J’aime la musique, et je la joue en percussions.

Guidé par cet amour et par ma jeunesse, je suis les préceptes de mes modèles musicaux : les professeurs du conservatoire. Après avoir pris plaisir à ouvrir mes oreilles et à libérer mon corps il se trouve que l’on me demande finalement de ne pas trop ouvrir et de ne pas trop libérer.

En effet, me dit-on, il faut conserver la bonne culture, la culture vraie, celle qui sert de terreau à l’Art : la culture classique avec ses orchestres et sa musique de chambre.

C’en est bientôt trop pour moi, je fuis.

Dans mes errances je sympathise avec les musiques improvisées, et pour ce qui est de l’emploi, il n’y a pas grand chose à en dire.

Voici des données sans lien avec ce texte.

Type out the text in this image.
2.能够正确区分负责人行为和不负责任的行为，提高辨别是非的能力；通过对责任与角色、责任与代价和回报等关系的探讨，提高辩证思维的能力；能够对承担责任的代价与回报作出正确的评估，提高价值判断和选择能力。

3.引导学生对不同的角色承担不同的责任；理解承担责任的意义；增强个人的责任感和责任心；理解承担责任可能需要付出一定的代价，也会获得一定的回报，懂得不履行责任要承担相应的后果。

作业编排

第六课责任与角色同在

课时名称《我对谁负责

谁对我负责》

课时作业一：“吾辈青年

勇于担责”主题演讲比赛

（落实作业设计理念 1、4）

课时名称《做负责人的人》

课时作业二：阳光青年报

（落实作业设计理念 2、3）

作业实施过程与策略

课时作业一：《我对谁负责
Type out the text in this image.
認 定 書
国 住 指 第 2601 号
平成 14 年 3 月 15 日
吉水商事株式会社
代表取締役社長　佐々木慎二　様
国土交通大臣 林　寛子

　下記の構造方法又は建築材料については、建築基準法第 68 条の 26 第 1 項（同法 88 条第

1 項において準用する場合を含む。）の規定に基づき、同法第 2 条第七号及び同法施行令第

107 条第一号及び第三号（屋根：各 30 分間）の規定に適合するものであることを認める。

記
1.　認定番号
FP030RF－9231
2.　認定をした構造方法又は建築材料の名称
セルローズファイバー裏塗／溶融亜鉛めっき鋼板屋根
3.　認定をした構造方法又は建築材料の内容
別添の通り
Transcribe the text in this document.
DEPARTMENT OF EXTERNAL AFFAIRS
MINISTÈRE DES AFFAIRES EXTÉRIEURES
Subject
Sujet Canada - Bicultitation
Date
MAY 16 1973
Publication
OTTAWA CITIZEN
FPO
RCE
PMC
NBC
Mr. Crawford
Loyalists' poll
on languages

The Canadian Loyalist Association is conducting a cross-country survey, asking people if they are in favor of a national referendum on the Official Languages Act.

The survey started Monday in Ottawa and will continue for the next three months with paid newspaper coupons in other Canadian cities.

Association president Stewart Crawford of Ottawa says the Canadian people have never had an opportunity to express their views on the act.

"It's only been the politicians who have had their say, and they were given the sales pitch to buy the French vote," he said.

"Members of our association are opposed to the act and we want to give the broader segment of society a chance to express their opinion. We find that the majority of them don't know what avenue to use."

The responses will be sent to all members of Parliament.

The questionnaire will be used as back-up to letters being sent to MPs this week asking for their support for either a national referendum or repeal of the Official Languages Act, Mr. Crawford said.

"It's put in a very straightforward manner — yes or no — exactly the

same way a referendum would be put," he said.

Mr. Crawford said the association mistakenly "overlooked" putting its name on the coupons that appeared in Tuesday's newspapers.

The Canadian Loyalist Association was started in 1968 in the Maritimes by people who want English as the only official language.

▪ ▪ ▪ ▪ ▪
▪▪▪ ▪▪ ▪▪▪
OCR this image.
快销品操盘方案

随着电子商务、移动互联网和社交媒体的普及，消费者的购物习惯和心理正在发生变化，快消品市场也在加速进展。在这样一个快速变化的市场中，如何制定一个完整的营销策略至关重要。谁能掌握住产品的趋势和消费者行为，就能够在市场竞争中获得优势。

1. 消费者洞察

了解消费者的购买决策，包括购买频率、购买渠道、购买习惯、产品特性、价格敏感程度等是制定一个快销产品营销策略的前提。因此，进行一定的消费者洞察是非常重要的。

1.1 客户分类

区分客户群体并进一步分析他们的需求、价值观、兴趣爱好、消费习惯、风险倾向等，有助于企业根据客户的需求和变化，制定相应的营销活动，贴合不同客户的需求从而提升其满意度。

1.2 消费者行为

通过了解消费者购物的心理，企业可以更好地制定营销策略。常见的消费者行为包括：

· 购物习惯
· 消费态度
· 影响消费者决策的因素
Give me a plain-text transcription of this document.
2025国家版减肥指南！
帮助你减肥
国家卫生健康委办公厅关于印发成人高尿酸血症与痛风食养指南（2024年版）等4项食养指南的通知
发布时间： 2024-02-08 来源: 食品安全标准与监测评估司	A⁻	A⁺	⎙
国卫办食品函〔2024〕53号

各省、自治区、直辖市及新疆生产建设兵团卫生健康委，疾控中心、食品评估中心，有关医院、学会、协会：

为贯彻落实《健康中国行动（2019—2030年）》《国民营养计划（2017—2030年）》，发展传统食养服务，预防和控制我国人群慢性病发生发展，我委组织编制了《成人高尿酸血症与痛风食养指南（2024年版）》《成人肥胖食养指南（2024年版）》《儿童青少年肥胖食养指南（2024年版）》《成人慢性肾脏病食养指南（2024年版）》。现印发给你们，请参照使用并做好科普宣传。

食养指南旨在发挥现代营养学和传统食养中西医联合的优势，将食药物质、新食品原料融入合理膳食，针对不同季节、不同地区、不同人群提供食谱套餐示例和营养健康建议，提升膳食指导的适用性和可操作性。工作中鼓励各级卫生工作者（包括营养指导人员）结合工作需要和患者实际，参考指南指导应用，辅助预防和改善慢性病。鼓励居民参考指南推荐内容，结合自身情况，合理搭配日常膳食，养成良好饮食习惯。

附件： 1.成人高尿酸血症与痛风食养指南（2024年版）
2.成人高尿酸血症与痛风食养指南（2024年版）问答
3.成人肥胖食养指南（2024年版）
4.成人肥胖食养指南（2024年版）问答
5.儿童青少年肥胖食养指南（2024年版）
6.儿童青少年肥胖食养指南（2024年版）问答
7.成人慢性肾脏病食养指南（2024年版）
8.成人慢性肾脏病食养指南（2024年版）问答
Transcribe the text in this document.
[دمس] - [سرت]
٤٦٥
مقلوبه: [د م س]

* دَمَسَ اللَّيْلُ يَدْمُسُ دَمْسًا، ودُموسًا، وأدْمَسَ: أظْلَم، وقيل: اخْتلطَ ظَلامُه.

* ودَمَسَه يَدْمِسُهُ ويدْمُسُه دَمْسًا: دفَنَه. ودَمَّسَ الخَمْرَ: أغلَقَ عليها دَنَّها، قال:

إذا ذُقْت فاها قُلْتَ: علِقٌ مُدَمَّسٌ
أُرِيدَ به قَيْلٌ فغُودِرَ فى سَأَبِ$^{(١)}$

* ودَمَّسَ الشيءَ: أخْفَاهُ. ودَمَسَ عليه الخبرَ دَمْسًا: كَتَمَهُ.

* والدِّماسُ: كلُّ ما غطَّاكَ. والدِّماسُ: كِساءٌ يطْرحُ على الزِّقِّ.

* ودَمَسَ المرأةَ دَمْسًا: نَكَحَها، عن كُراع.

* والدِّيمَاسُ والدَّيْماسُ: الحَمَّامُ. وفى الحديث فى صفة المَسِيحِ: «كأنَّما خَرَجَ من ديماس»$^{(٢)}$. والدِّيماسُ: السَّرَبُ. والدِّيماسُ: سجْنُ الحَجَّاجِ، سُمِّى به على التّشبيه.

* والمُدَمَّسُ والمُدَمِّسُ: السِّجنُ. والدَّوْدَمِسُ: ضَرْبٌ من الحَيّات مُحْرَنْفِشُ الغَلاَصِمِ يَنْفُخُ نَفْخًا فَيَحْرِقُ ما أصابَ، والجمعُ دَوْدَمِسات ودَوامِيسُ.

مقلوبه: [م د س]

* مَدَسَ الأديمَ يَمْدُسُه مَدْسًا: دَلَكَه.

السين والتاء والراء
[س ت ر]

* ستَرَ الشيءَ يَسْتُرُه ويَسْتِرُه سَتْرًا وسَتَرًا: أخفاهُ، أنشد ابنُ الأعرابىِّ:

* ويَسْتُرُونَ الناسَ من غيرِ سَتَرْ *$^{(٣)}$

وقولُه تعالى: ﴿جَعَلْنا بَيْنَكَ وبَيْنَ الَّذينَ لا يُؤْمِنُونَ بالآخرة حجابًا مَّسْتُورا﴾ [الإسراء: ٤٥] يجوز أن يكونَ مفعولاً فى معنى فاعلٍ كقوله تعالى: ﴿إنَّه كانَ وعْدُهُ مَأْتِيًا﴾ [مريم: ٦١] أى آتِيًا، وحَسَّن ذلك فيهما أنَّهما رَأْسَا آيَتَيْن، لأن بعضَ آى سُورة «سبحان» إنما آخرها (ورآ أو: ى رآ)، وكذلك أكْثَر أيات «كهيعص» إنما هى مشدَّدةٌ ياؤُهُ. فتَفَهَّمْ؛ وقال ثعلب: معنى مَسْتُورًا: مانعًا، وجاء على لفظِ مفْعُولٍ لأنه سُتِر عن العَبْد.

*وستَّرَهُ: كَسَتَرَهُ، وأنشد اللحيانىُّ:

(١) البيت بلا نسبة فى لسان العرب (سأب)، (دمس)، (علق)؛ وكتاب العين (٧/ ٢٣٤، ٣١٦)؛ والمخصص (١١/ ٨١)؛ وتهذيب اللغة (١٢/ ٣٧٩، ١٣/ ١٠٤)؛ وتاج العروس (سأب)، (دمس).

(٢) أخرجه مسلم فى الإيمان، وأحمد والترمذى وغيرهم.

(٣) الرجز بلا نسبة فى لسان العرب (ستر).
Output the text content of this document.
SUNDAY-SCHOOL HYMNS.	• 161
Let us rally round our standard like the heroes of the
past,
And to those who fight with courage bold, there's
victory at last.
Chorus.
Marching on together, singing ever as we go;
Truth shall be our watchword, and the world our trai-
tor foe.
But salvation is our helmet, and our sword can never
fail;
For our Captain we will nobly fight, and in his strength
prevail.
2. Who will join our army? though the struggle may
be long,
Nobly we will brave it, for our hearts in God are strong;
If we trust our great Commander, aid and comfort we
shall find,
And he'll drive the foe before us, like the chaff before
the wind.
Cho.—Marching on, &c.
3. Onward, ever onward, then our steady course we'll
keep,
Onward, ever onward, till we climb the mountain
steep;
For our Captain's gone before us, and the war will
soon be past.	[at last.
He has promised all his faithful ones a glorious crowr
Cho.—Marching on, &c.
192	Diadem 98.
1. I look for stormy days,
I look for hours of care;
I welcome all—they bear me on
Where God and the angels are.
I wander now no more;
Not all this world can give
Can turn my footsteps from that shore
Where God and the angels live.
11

Donc pour fonctionner je m’adresse à la CAF, qui me soutient financièrement, mais pas vraiment en qualité d’artiste.

Que faire alors ?

Tout d’abord il faut répéter, à plusieurs de préférences, ce qui est compliqué lorsque les lieux artistiques ouvrent difficilement leurs portes et que les prix de location de studios équipés sont bien trop élevés.

Ensuite, lorsque la musique est assez prête il est temps de se tourner vers les salles de concerts. Cela nécessite alors des compétences de communication, de diffusion et de production : CD enregistré en studio, teaser vidéo, photos et visuels, listes de diffusion, démarchages, rencontres et négociations, recherches de financement… Et pour se développer il faut une structure juridique; association loi 1901 en état de marche qui s’occupera des démarches administratives et comptables.

Mars 2020, la crise arrive, et pour cause de télétravail il faut investir dans des caméscopes à défaut de caméras, se former tant bien que mal au montage vidéo et s’essayer au concert filmé. En parallèle il faut s’atteler à la rédaction de nombreux dossiers artistiques pour finalement réaliser des résidences de répétition ou de création dans des lieux qui, à défaut de soutenir financièrement, soutiennent en mise à disposition d’espaces de travail.

Les musiques d’ensemble deviennent des solos, les formes déambulatoires se transforment en formes fixes, les concerts acoustiques deviennent des spectacles audiovisuels. L’angoisse est là, les maux de ventre aussi.

Et puis finalement la crise me fige… Des questions qui mhabitent depuis plusieurs années finissent par apparaître.

Comment se fait-il qu’il est si difficile de vendre des concerts de musiques populaires non soumises au divertissement, si chaleureuses dans leurs mélodies et dans leurs danses ?

Comment se fait-il qu’il est si difficile de vendre des concerts de musiques créatives empreintes de cultures camerounaises, si profondes dans leurs expérimentations rythmiques ?

Toujours est-il qu’aujourd’hui, en tant que musicien bercé par les luttes pour une société créative, multiculturelle et artistiquement audacieuse, je me sens bien loin du grand Art et de ses divines créations.